Pauli-spin-blockade transport through a silicon double quantum dot

We present measurements of resonant tunneling through discrete energy levels of a silicon double quantum dot formed in a thin silicon-on-insulator layer. In the absence of piezoelectric phonon coupling, spontaneous phonon emission with deformation-potential coupling accounts for inelastic tunneling through the ground states of the two dots. Such transport measurements enable us to observe a Pauli spin blockade due to effective two-electron spin-triplet correlations, evident in a distinct bias-polarity dependence of resonant tunneling through the ground states. The blockade is lifted by the excited-state resonance by virtue of efficient phonon emission between the ground states. Our experiment demonstrates considerable potential for investigating silicon-based spin dynamics and spin-based quantum information processing.

Figure 1

(Color online) (a) Schematic cross section of a Si MOS structure with three lower gates ${\mathrm{LG}}_1$, ${\mathrm{LG}}_2$, and ${\mathrm{LG}}_3$. A bias voltage was applied between the source (S) and the drain (D). Thicknesses of the buried oxide, the gate oxide, and the oxide around the lower gates are 400, 35, and $30\mathrm{nm}$, respectively.
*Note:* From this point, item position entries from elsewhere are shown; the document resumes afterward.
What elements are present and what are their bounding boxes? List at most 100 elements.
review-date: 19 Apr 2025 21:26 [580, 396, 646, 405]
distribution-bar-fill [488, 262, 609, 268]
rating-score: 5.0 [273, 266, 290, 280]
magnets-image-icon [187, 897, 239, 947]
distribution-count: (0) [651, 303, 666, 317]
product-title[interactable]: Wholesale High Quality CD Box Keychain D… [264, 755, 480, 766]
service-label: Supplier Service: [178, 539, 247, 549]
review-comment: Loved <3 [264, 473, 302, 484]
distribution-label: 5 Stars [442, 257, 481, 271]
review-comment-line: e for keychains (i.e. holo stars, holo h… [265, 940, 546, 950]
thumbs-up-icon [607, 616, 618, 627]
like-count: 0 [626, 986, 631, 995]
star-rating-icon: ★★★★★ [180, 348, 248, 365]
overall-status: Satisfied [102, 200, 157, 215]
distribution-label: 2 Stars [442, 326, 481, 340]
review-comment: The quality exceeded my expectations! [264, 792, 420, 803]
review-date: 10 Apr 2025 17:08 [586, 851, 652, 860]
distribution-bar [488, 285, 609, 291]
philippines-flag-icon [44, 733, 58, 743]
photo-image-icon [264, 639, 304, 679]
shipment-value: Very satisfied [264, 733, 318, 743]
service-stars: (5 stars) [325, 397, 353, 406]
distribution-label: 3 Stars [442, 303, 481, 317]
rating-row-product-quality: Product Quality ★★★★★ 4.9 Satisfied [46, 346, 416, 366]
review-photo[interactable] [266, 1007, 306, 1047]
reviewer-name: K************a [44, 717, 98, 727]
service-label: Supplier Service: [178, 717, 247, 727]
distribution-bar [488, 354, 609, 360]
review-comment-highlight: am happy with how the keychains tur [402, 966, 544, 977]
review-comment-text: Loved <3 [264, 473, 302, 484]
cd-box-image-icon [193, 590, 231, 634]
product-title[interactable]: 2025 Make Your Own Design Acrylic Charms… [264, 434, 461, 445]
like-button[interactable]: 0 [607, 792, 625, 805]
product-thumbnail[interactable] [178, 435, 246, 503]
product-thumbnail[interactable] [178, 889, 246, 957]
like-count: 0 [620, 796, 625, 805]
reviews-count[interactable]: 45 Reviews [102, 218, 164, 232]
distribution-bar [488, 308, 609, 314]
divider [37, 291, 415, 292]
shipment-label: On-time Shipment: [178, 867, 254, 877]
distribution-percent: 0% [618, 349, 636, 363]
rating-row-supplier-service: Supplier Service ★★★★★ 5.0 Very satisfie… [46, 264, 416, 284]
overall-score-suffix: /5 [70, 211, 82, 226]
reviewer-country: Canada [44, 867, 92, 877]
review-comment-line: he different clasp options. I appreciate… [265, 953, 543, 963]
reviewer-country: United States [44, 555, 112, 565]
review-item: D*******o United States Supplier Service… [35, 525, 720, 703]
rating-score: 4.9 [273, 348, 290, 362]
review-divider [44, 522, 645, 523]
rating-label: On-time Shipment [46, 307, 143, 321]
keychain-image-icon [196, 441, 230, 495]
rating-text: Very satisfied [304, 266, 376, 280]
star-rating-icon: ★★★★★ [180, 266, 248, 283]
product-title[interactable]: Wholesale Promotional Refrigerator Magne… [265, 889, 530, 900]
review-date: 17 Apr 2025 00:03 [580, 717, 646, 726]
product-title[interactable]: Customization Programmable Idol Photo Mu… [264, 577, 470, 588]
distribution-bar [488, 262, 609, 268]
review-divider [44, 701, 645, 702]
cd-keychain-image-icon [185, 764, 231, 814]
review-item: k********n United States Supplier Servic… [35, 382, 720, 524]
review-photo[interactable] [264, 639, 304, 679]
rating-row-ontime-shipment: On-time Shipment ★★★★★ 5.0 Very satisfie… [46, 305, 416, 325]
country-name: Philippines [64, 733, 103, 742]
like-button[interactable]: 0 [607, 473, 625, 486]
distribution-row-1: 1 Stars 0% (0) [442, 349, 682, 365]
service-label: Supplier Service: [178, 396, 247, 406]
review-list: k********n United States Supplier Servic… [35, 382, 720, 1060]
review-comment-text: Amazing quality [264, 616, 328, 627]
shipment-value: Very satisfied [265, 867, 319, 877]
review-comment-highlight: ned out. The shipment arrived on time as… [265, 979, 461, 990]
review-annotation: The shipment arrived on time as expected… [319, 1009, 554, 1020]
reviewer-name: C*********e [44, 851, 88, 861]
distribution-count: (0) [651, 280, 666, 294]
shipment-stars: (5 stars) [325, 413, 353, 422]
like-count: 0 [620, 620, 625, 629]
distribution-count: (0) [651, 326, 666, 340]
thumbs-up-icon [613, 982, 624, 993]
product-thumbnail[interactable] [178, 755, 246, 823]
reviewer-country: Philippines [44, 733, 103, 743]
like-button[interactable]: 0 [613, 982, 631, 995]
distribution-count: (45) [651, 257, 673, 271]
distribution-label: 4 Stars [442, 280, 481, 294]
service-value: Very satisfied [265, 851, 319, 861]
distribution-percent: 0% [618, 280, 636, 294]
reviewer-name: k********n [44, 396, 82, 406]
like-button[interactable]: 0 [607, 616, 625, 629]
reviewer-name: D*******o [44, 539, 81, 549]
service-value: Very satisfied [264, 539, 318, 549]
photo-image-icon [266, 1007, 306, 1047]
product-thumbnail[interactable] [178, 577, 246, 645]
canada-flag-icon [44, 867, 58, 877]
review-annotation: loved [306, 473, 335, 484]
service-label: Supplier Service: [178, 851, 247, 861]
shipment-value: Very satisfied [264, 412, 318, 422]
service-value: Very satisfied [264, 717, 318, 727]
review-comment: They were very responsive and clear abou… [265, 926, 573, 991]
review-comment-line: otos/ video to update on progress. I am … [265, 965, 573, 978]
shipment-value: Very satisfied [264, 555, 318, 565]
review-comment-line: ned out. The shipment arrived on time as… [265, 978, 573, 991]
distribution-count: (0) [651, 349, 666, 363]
The width of the lower gate is $15\mathrm{nm}$ and the gate spacing is $85\mathrm{nm}$. (b) Top-view SEM of the device before fabricating the upper gate UG. The Si wire width is $40\mathrm{nm}$. Two dots L and R are formed between gates ${\mathrm{LG}}_1$ and ${\mathrm{LG}}_2$ (marked by white circles). (c) Current $I$ through the DQD as a function of $V_{{\mathrm{LG}}_1}$ and $V_{{\mathrm{LG}}_2}$. Hexagonal charge domains are outlined by dashed lines, where $(n,m)$ denotes the effective electron numbers in dots L and R.

Figure 2

(Color online) (a) Fine scan of the rectangular region in Fig. 1c at $V_{\mathrm{D}}=1.1\mathrm{mV}$. Solid and dashed gray lines outline the sequential tunneling and cotunneling regions, respectively. (b) Cotunneling current $I$ as a function of $V_{{\mathrm{LG}}_1}$ swept along the arrow $\alpha$ in (a). Each trace is shifted for clarity. (c) Current $I$ through the DQD as a function of the energy offset $\epsilon$. The hatched pattern denotes inelastic tunneling through the DQD. The corresponding energy diagram and localized wave functions at $\epsilon >0$ are shown in the inset. (d) Dependence of phonon-emission rate ${\Gamma }_{\mathrm{ph}}$ on the energy $E$. The calculation was done for the spontaneous phonon emission from the antibonding state to the bonding state at $\epsilon =0$ (corresponding energy diagram and wave functions shown in the inset) for GaAs (dashed line) and Si (solid line) DQDs. We consider Gaussian-shaped dots (radius $R=25\mathrm{nm}$ for GaAs and $12\mathrm{nm}$ for Si) separated by $2R$. Deformation coupling $(\Xi =7\mathrm{eV})$ and piezoelectric coupling $(e_{14}=0.16\mathrm{C}∕{\mathrm{m}}^2)$ for GaAs and isotopic deformation coupling $(\Xi =3.3\mathrm{eV})$ for Si were used (Ref. 23). Data from this work for Si DQDs (◇) and from Ref. 24 for GaAs DQDs (●) are plotted.

Figure 3

(Color) (a) Fine scan of the rectangular region in Fig. 1c at $V_{\mathrm{D}}=-1.1\mathrm{mV}$. (b) Current $I$ through the DQD as a function of $\epsilon$ at various $V_{\mathrm{D}}$. Each trace is shifted for clarity. (c) $I\text{−}{V}_{\mathrm{D}}$ plot traced at the triple point in the linear transport regime. Energy diagram denoting the Pauli spin blockade is plotted in the inset. (d) Energy spacing ${\Delta }_{ST}$ and ${\Delta }_{S{S}^{\prime }}$ as functions of magnetic field $B$ perpendicular to the substrate. Corresponding energy diagrams are shown in the lower right and upper right insets, respectively.